The
World Team Cup website was still advertising the 2011 edition in
Dusseldorf on Tuesday but the moving boxes will arrive soon to ship the
latest tournament out of Germany.
It follows the example of other tournaments over the past decade in
which Germany has turned from a tennis oasis into a desert.
Before the turn of the century, in 1999, 13 tournaments were played
in Germany largely due to the tennis boom created by superstars Boris
Becker and Steffi Graf: seven ATP events, five WTA tournaments plus the
money-laden Grand Slam Cup in Munich.
Winners in Germany included Serena Williams, her sister Venus and
then world number one Martina Hingis, while the top two 1999 men - Pete
Sampras and Marcelo Rios - were also successful on German soil.

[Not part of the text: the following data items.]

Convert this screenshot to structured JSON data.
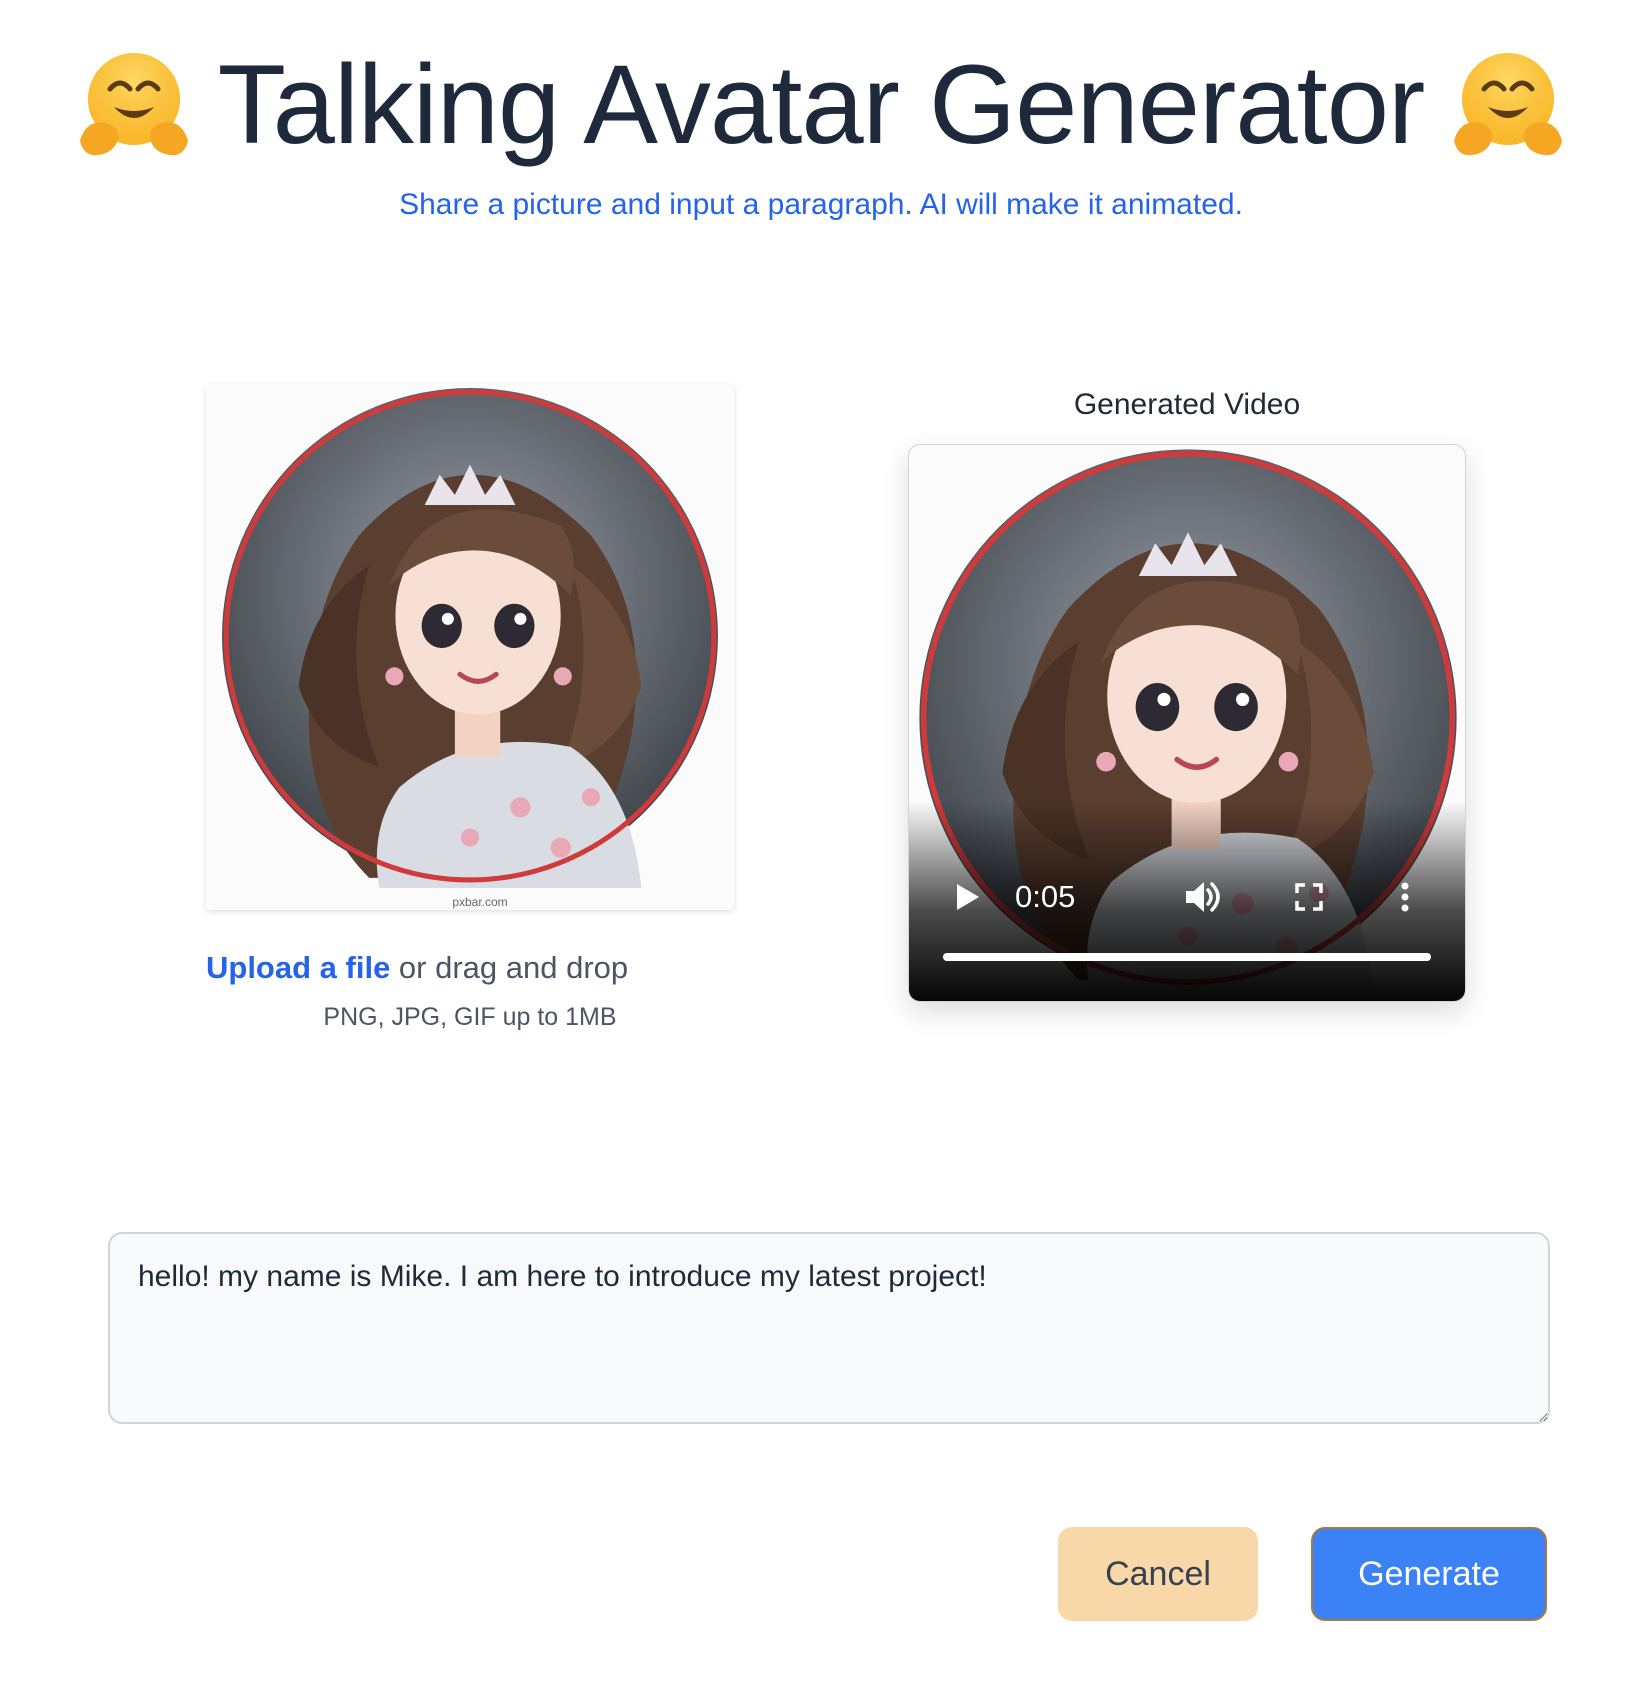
{
  "header": {
    "emoji_icon": "hugging-face-icon",
    "title": "Talking Avatar Generator",
    "subtitle": "Share a picture and input a paragraph. AI will make it animated."
  },
  "upload": {
    "link_text": "Upload a file",
    "rest_text": " or drag and drop",
    "hint": "PNG, JPG, GIF up to 1MB",
    "image_caption": "pxbar.com"
  },
  "video": {
    "label": "Generated Video",
    "time": "0:05",
    "progress": 1.0,
    "icons": [
      "play-icon",
      "volume-icon",
      "fullscreen-icon",
      "more-options-icon"
    ]
  },
  "input": {
    "value": "hello! my name is Mike. I am here to introduce my latest project!"
  },
  "buttons": {
    "cancel": "Cancel",
    "generate": "Generate"
  },
  "colors": {
    "accent": "#2563eb",
    "generate_bg": "#3b82f6",
    "cancel_bg": "#f8d8a9",
    "avatar_ring": "#d03a3a"
  }
}
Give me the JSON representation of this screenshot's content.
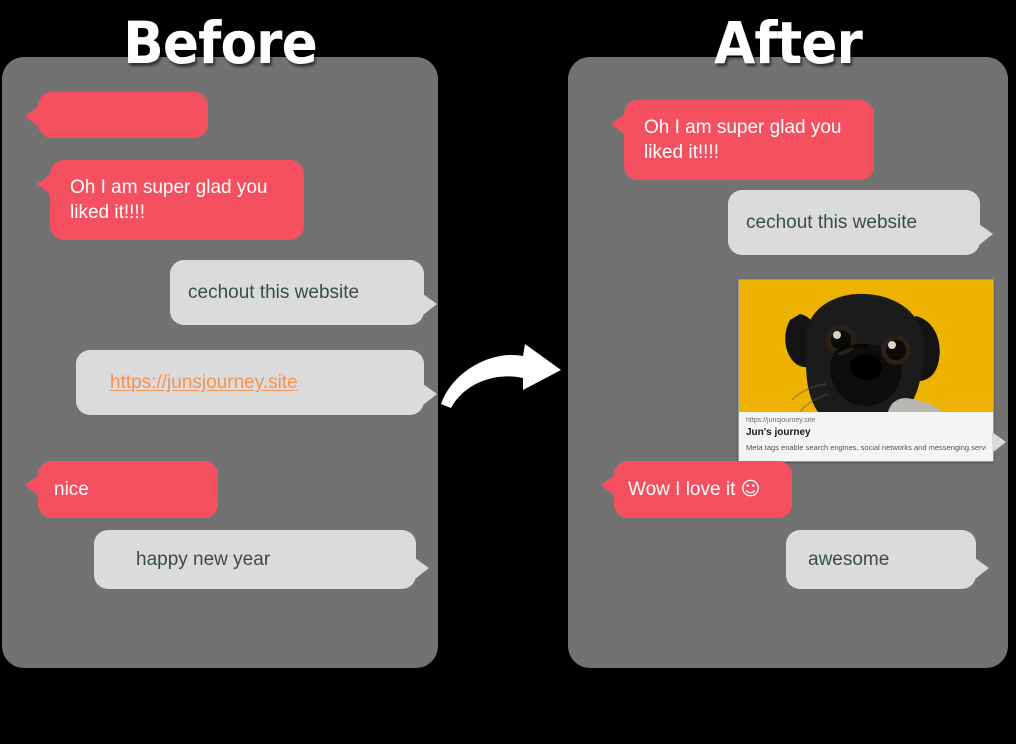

The 2011 calendar will see a mere five tournaments, none them top
tier: the men in Munich, Hamburg, Halle and Stuttgart while the women
only have Stuttgart left.
Other licences have been sold or handed back over the years. The
World Team Cup was the latest after 33 editions since 1978 after title
sponsor Arag jumped ship and the city of Dusseldorf said it could not
come up with additional funds.
"The end of the World Team Cup is a big loss for the tennis location
Germany," said German tennis federation (DTB) chief Georg von Waldenfels
in the wake of Monday's announcement that the licence would be returned
to the ATP.
World Team Cup founding father Horst Klosterkemper said: "The
development (in tennis) is going against us over the last years.
Unfortunately Germany is out of the order in a negative way since the
heydays of Becker and Graf."
The Dusseldorf event which once attracted the likes of John McEnroe,
Sampras and Ivan Lendl struggled recently to get big-name players which
made it difficult to attract sponsors.
The icons Becker and Graf both retired in 1999 and no one has been
able to fill the void, with an absence of new stars leading to lesser
sponsor and television interest.
"The swing is enormous if a discipline has a boom on Germany. But it
is downhill as fast and steep as the rise," said the Sueddeutsche
Zeitung in a gloomy editorial on Tuesday titled "Goodbye tennis."
ATP chief Adam Helfant recently told the German Press Agency dpa that several factors must come together to ensure success.
"There are places that are perhaps not as strong as others. I
understand that Germany may be one of those places. Some of it comes
down to events, some of it to players. There have been great champions
from Germany," said Helfant.
"I wouldn't call it saturation. I know there have been times when
there has been more interest in tennis. That will come back when you
have the right combination of factors."
Germany has nine men and four women in the top 100 but none of them
is a household name. The best known player, Tommy Haas, has struggled
with injuries in recent years and now competes for the US on the tour.
Philipp Kohlschreiber is the best-ranked man at number 34. Andrea
Petkovic is the best woman placed 32nd, and the last German to win a
singles title, in July 2009 at Bad Gastein, Austria.
The current German generation has said on several occasions that home tournament are important to help local talent blossom.
But the Sueddeutsche Zeitung believes that the end of the line is yet
to be reached - given that four of the remaining tournaments each
depend on a big sponsor and the fifth (Hamburg) is run by the cash-
strapped national federation.
"The likelihood is very small that the World team Cup is the last
tournament that Germany will lose," the paper said on Tuesday.